Author : Olufemi Vaughan
Publisher : Duke University Press
Page : 348 pages
File Size : 11,26 MB
Release : 2016-11-10
Category : History
ISBN : 0822373874
In Religion and the Making of Nigeria, Olufemi Vaughan examines how Christian, Muslim, and indigenous religious structures have provided the essential social and ideological frameworks for the construction of contemporary Nigeria. Using a wealth of archival sources and extensive Africanist scholarship, Vaughan traces Nigeria’s social, religious, and political history from the early nineteenth century to the present. During the nineteenth century, the historic Sokoto Jihad in today’s northern Nigeria and the Christian missionary movement in what is now southwestern Nigeria provided the frameworks for ethno-religious divisions in colonial society.
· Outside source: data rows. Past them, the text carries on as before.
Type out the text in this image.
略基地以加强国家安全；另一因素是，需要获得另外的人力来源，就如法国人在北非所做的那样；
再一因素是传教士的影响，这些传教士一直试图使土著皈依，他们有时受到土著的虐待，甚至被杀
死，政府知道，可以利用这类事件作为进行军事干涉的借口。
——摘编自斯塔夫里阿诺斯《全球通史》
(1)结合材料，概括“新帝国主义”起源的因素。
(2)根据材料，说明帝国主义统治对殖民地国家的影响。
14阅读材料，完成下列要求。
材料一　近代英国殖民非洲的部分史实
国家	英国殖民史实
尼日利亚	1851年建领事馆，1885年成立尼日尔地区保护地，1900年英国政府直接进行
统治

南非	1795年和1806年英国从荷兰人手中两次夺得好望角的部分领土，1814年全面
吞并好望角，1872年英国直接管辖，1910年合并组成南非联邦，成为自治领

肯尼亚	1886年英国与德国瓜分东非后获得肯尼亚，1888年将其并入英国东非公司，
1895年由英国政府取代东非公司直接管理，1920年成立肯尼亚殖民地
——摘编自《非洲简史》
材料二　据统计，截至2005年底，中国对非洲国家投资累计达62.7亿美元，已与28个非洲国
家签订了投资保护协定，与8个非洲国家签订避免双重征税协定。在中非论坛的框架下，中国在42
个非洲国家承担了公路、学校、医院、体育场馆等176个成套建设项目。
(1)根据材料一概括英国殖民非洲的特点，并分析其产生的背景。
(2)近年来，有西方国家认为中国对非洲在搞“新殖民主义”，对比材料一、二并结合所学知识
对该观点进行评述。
Following Nigeria’s independence from Britain in 1960, Christian-Muslim tensions became manifest in regional and religious conflicts over the expansion of sharia, in fierce competition among political elites for state power, and in the rise of Boko Haram. These tensions are not simply conflicts over religious beliefs, ethnicity, and regionalism; they represent structural imbalances founded on the religious divisions forged under colonial rule.
Author : John Campbell
Publisher : Rowman & Littlefield
Page : 287 pages
File Size : 13,86 MB
Release : 2024-08-13
Category : Political Science
ISBN : 1538197812
Nigeria, despite being the African country of greatest strategic importance to the U.S., remains poorly understood. John Campbell explains why Nigeria is so important to understand in a world of jihadi extremism, corruption, oil conflict, and communal violence. The revised edition provides updates through the recent presidential election.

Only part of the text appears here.